Luna’s expression didn’t shift. “If you insist on doing reckless things, the least you can do is not drag suspicion onto the household.”
He let out a dry chuckle, tightening the strap with a snap. “Relax. I’m not sloppy enough to let Mom or Viola see anything. Only you.”
Her eyes narrowed slightly, though her voice stayed level. “That’s not a compliment. It means you underestimate the wrong people.”
Ludger shrugged, rolling his shoulders. “Maybe. Or maybe I just expect you to keep quiet if you don’t want Viola throwing herself into whatever I’m doing.”
For a long moment, Luna said nothing. Then she sighed softly through her nose, her posture as straight as ever. “At least clean yourself properly next time. Blood clings to more than just skin.”
Ludger smirked, amused at her tone, then pushed past her toward the yard. “Noted.
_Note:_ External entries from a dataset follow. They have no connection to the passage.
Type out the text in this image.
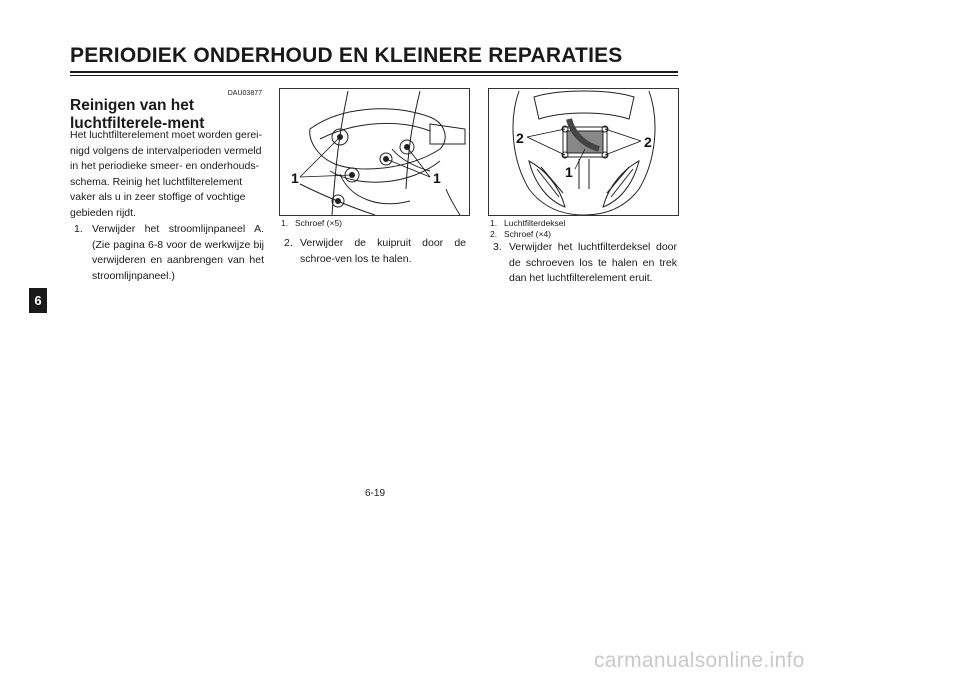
PERIODIEK ONDERHOUD EN KLEINERE REPARATIES
DAU03877
Reinigen van het luchtfilterele-ment
Het luchtfilterelement moet worden gerei-nigd volgens de intervalperioden vermeld in het periodieke smeer- en onderhouds-schema. Reinig het luchtfilterelement vaker als u in zeer stoffige of vochtige gebieden rijdt.
1. Verwijder het stroomlijnpaneel A. (Zie pagina 6-8 voor de werkwijze bij verwijderen en aanbrengen van het stroomlijnpaneel.)
1	1
1. Schroef (×5)
2. Verwijder de kuipruit door de schroe-ven los te halen.
2	2
1
1. Luchtfilterdeksel
2. Schroef (×4)
3. Verwijder het luchtfilterdeksel door de schroeven los te halen en trek dan het luchtfilterelement eruit.
6
6-19
carmanualsonline.info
Guess I’ll add ‘stain removal’ to my training routine.”
Behind him, Luna’s gaze lingered like a blade at his back, silent but sharp.
The labyrinth swallowed him again the next day , its air thick and fetid, its silence broken only by distant shrieks. Ludger pressed deeper than before, armguards clenched, no mana shimmering across them.
The goblins came in groups. Three at first. Then five. Then clusters of six or seven, drawn by his presence like flies to rot. Ludger met them all the same way—ducking, weaving, countering with fists and steel.
By the fifth group, his knuckles ached. By the eighth, his shirt was soaked in sweat, his breathing ragged. But each fight sharpened him further, every counter flowing smoother, every strike landing heavier.
By the time he crushed the skull of the tenth goblin in his tenth skirmish, Ludger leaned back against the stone wall, chest heaving. Blood clung to him again, despite his efforts to keep it clean.
Deeper in the labyrinth, the air grew heavier. Oppressive. A faint, guttural roar echoed far below—something larger than a pack of scavengers.
Champion, Ludger realized. His smirk faded into a thin line. Goblin Champions weren’t clever, but they were brute walls of muscle, too much for a barehanded warm-up run.
He wiped his gauntlet on a corpse and stood straight. Not yet. If I get reckless and meet that thing now, I’ll have to use mana to crawl out alive. That defeats the point.
He turned, retracing his steps. Ten fights was enough. Enough blood, enough strain, enough sharpening for today. The labyrinth still had deeper shadows waiting—but Ludger would reach them on his terms, not theirs.
As he stepped back into the sunlight an hour later, sweat steaming from his skin, he smirked faintly. Ten groups today. Tomorrow… maybe twelve.